Depuis septembre, les habitants du 101e département sont privés d’eau potable deux jours sur trois, en attendant l’arrivée de la saison des pluies mi-novembre. Déclenchée par une sécheresse historique, la crise est amplifiée par le sous-investissement dans les infrastructures et l’inefficience de celles-ci. Face aux conditions de vie devenues extrêmement difficiles, FO a déposé, dans le cadre d’une intersyndicale, un préavis de grève illimitée à partir du lundi 9 octobre, pour exiger notamment de l’eau gratuite pour tous.

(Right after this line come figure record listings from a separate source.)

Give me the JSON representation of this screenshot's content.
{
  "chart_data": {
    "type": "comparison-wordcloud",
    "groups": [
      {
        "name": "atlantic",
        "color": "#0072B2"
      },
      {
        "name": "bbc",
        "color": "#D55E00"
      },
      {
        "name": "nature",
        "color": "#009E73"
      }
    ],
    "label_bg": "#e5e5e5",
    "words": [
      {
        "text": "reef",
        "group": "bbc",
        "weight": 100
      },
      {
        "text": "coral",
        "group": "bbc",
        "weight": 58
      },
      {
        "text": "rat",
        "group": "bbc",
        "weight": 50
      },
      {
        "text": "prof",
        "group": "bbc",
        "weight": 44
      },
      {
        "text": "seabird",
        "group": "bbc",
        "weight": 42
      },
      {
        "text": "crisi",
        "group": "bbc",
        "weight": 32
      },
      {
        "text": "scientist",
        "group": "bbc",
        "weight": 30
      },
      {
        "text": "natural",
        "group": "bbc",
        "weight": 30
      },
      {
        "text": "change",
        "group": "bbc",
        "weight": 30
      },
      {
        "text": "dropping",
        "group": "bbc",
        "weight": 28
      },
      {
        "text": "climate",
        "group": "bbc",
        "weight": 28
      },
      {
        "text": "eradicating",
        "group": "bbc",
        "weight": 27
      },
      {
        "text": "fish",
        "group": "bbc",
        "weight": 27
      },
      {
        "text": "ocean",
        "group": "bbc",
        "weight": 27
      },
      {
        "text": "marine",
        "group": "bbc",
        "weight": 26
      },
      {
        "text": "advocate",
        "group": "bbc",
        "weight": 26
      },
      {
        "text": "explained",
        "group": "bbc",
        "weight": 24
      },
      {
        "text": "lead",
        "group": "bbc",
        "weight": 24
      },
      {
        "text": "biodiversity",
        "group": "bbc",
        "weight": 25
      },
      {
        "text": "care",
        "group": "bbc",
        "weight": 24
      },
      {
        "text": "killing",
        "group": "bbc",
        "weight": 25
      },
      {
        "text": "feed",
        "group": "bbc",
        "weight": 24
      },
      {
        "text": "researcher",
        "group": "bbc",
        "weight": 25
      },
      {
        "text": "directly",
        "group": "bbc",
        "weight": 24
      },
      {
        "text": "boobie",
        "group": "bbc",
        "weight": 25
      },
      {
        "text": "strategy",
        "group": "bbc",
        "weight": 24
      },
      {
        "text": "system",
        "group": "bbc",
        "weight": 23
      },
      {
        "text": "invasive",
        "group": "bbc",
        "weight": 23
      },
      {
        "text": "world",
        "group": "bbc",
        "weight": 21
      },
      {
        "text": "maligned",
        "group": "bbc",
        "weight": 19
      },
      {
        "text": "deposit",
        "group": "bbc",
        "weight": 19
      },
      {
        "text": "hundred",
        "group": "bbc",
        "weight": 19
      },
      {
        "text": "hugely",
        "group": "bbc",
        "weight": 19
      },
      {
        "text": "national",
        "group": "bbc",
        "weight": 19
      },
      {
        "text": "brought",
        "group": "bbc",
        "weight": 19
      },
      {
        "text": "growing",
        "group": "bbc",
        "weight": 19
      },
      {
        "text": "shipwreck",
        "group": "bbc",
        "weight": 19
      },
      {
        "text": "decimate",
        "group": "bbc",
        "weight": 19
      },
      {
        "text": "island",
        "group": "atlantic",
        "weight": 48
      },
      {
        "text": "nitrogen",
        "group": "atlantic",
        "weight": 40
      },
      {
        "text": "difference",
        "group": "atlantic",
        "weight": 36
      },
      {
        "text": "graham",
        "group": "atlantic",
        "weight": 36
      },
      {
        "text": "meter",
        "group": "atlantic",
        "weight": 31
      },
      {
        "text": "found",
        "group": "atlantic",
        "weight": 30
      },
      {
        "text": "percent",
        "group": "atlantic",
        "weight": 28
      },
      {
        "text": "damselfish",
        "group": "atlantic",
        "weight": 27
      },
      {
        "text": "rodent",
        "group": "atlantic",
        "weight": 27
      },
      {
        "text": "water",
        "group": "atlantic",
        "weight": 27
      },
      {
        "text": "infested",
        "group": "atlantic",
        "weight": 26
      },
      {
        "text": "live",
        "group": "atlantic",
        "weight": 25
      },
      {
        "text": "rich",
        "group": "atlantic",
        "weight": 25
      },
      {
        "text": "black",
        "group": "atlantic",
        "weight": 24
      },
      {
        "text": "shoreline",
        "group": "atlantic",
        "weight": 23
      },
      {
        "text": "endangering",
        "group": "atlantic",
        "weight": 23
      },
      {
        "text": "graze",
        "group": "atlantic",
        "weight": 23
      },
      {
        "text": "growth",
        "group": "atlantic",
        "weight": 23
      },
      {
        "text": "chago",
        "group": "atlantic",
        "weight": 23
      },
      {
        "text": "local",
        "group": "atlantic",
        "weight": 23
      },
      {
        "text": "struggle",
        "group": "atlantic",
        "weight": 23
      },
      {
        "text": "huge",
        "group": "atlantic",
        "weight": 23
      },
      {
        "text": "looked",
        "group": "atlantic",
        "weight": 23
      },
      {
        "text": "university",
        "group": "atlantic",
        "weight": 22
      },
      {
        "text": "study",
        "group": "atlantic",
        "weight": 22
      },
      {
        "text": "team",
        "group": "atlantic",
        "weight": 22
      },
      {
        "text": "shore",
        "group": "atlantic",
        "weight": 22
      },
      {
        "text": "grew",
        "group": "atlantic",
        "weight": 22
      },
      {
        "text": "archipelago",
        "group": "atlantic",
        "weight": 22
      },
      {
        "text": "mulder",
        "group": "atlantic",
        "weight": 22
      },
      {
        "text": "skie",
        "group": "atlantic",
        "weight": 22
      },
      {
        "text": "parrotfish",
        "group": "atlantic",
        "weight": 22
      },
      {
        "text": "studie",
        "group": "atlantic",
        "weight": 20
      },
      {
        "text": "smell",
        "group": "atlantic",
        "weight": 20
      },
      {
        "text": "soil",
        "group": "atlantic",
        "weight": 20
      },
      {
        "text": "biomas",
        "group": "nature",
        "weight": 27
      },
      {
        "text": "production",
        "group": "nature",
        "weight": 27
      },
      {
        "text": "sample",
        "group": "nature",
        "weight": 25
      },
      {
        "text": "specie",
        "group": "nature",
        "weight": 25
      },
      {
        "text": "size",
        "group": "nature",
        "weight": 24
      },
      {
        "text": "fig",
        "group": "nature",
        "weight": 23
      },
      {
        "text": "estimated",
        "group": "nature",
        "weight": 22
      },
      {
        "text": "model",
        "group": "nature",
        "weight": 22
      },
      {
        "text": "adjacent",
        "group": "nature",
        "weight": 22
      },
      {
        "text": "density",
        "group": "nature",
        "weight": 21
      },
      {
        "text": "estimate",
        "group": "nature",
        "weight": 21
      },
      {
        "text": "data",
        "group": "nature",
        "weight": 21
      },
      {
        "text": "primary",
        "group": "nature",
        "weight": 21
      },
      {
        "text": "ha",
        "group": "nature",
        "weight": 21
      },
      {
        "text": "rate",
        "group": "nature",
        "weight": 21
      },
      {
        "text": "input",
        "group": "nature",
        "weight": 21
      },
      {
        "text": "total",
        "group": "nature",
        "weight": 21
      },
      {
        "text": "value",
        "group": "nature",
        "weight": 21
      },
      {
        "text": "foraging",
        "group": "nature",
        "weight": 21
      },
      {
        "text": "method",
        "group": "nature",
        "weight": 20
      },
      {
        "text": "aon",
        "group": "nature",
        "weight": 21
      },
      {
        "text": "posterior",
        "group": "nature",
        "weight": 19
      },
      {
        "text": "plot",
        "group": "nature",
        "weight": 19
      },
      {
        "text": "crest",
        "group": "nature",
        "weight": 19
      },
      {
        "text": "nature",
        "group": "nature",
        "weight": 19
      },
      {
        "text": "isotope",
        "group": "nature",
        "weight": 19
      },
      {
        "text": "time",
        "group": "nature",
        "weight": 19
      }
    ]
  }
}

Prise en charge par l’État des factures d’eau des 310 000 habitants, distribution de bouteilles d’eau gratuites à 120.000 personnes d’ici mi-novembre (contre 50 000 fin septembre) … Face à la pénurie historique d’eau potable que subit le 101e département français, l’exécutif a annoncé le 5 octobre renforcer les mesures d’urgence. Mais le compte n’y est toujours pas pour l’Union départementale (UD) FO de Mayotte. L’État doit engager des mesures structurantes, et durables, pour garantir l’accès à l’eau potable et un service public de l’eau de qualité, appuie Arkaddine Abdoul-Wassion, son secrétaire général.

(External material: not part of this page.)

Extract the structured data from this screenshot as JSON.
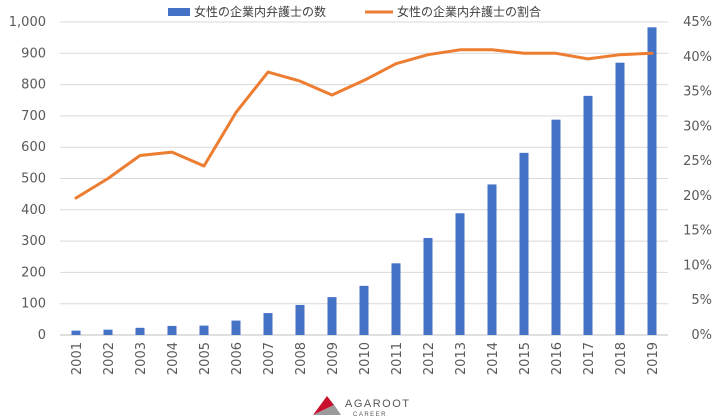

Présent au Comité confédéral national les 26 et 27 septembre à Bourges (Cher), le militant a reçu tout son soutien. La résolution adoptée revendique le retour de (la) gestion (de l’eau) dans le cadre exclusif du service public afin d’assurer une légale répartition de l’eau potable sur le territoire.
Premiers licenciements
Comme l’a reconnu le ministre de la Cohésion des territoires, la situation est dramatique à Mayotte. Ses habitants, qui vivaient depuis mai dernier au rythme des coupures d’eau potable pour en limiter la consommation, connaissent des restrictions drastiques. Pour ménager les maigres réserves jusqu’à l’arrivée attendue mi-novembre de la saison des pluies, les Mahorais sont privés, depuis septembre, d’eau potable deux jours sur trois dans la plupart des 17 communes (et les zones d’activité, soumises à des coupures nocturnes en semaine, avec une coupure de 36 heures le week-end). Le 11 octobre, dans la majorité des communes, la période d’accès à l’eau sera encore réduite, à 18h, tous les deux jours, contre 24 heures précédemment.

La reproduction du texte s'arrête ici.